As the CTO of an e-commerce agency for 10+ years, our founder witnessed the problems with innovating and scaling bespoke e-commerce websites, before retailers moved to powerful platforms like Magento and Demandware.
In today's mobile first world, we believe that many retailers are having similar growing pains with bespoke native apps. Poq was created to provide a commerce platform for native apps – allowing retailers to innovate on mobile in a scalable way.
Poq is a commerce platform for native retail apps. The SaaS platform enables over retailers, including House of Fraser, Missguided, Steven Alan, Radley and Blue Inc, to deliver best-in-class mobile apps across Android and iOS – updated quarterly and integrated with any major e-commerce platform. We offer large retailers a reliable and scalable way to deploy and maintain native apps.
Our team of experienced professionals is mostly focussed on technology development and have a wide e-commerce background.
As with the previous round, the lead investors in this round will receive shares which have a participating preference on a return of proceeds, as follows:
- Preferential return.
On a distribution of proceeds on exit or winding up, the lead investors will receive the amount of their original subscription back, in preference to other shareholders. All shareholders (including the lead investors) would then share the remainder of proceeds available for distribution on a pro rata basis.
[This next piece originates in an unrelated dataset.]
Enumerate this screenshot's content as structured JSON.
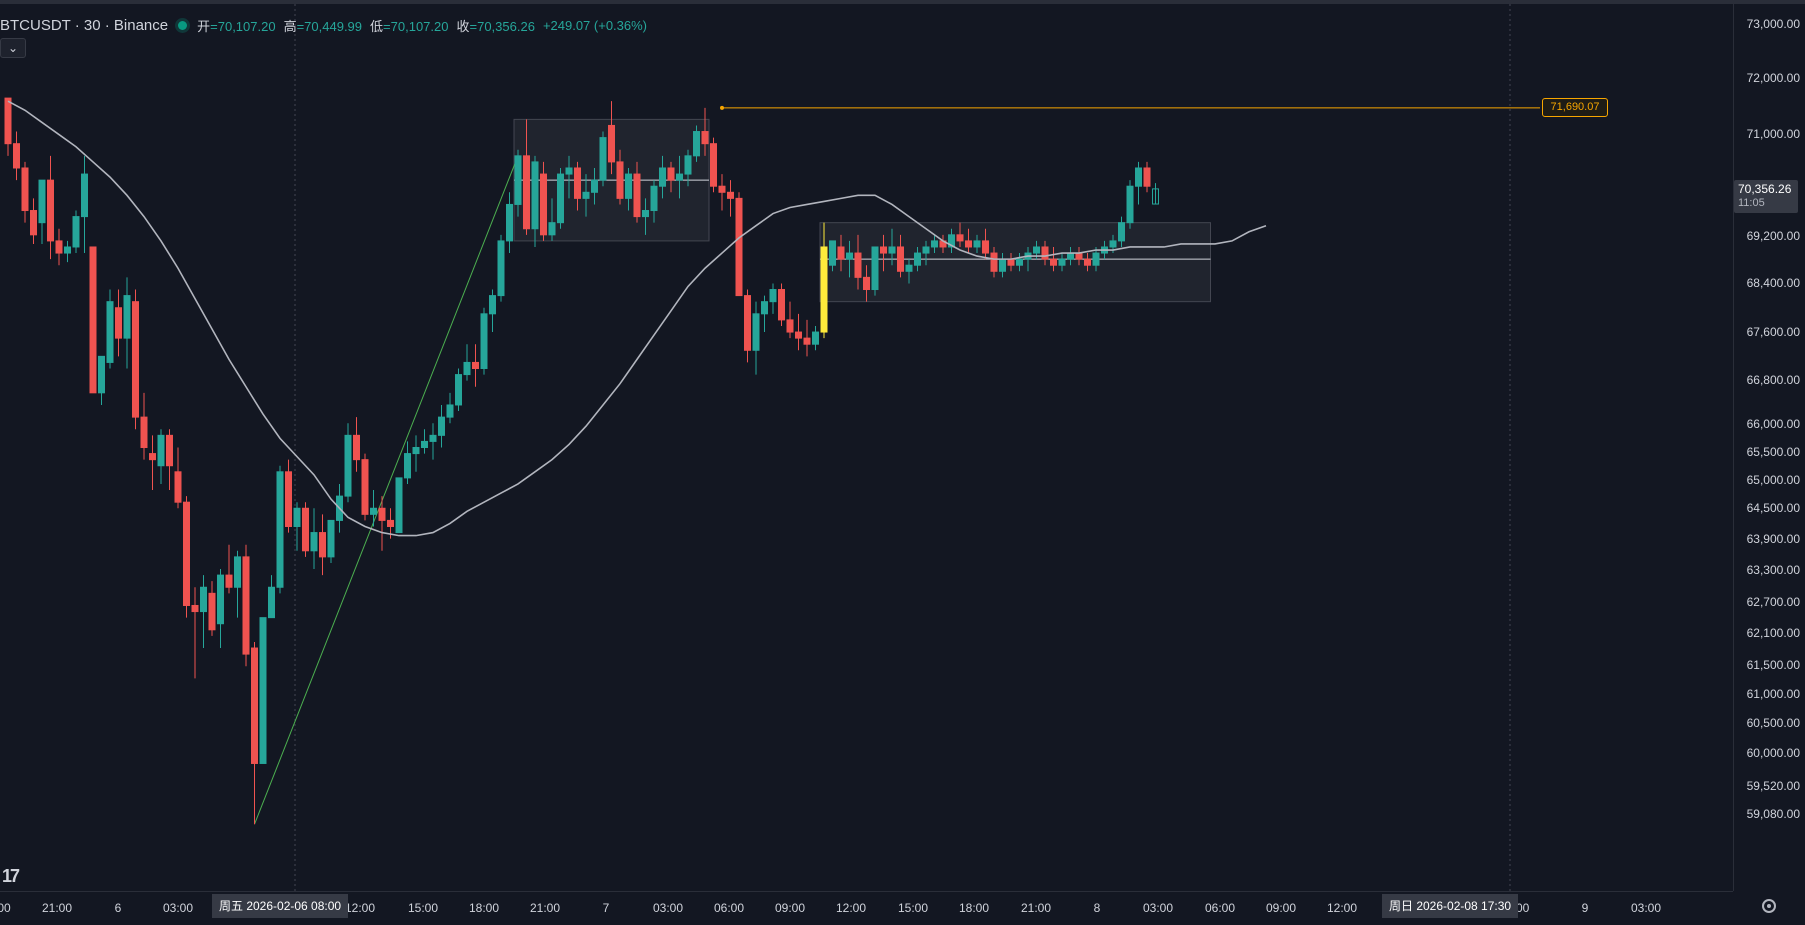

The preference above will only apply if the proceeds available on exit/winding are such that if they were to be distributed pro rata among all shareholders, each Series A shareholder would receive less than 3 times the issue price for each share held. If the valuation is higher, the lead investors will participate alongside all other holders of ordinary shares on equal terms.
Seedrs investors will be offered ordinary shares, which will be eligible for EIS relief (preference shares are not generally eligible for EIS relief).